The greenback fell further after the G-7 would not come to the rescue
The Group of Seven will let the dollar fall.
The heated climate before the Istanbul meeting led some to expect global policymakers to take a stand, but despite the strong tone, Andrew Wilkinson, senior market analyst at Interactive Brokers, said it was short on action. "It invites investors to test the dollar's lines of resistance in order to see what response, if any, might be forthcoming in the event of a further fall in the value of the dollar," Wilkinson said.

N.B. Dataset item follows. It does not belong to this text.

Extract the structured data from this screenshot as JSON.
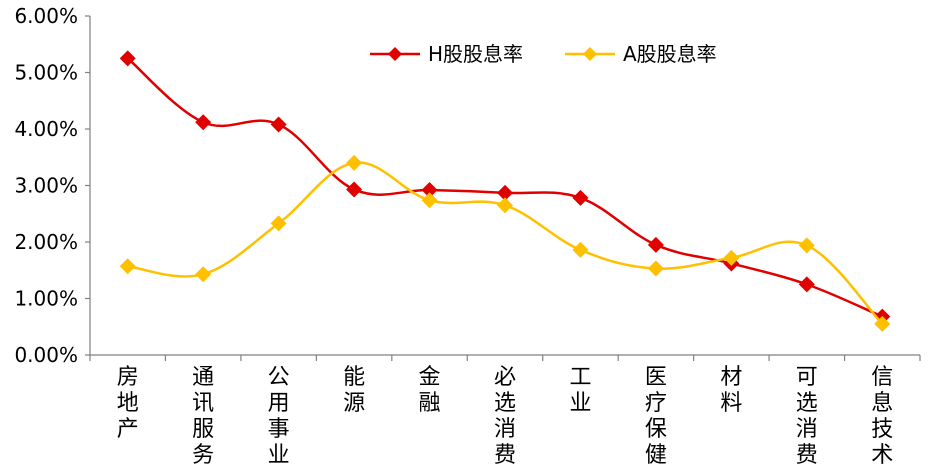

The dollar's loss of value over the past six months has been a cause for concern for the world's financial chief's, Wilkinson said, and reasonably so because the greenback's instability threatens financial markets and economies. (See "Playing The Downward Dollar." and "Harrison Sees A Dollar Boom.")
"Many currency traders were braced for some hint of intervention to prevail from this meeting," Wilkinson said, "especially given several verbal warnings or complaints from central bankers and politicians who had warned against dollar weakness."
The problem with intervention is that it would only be partially effective, especially if the U.S. isn't on board. The Treasury Department would never admit this, but for the time being it's in the country's interest to keep its currency low because it stimulates exports for the economy's manufacturing base and lowers the value of the debt that the Treasury is piling up.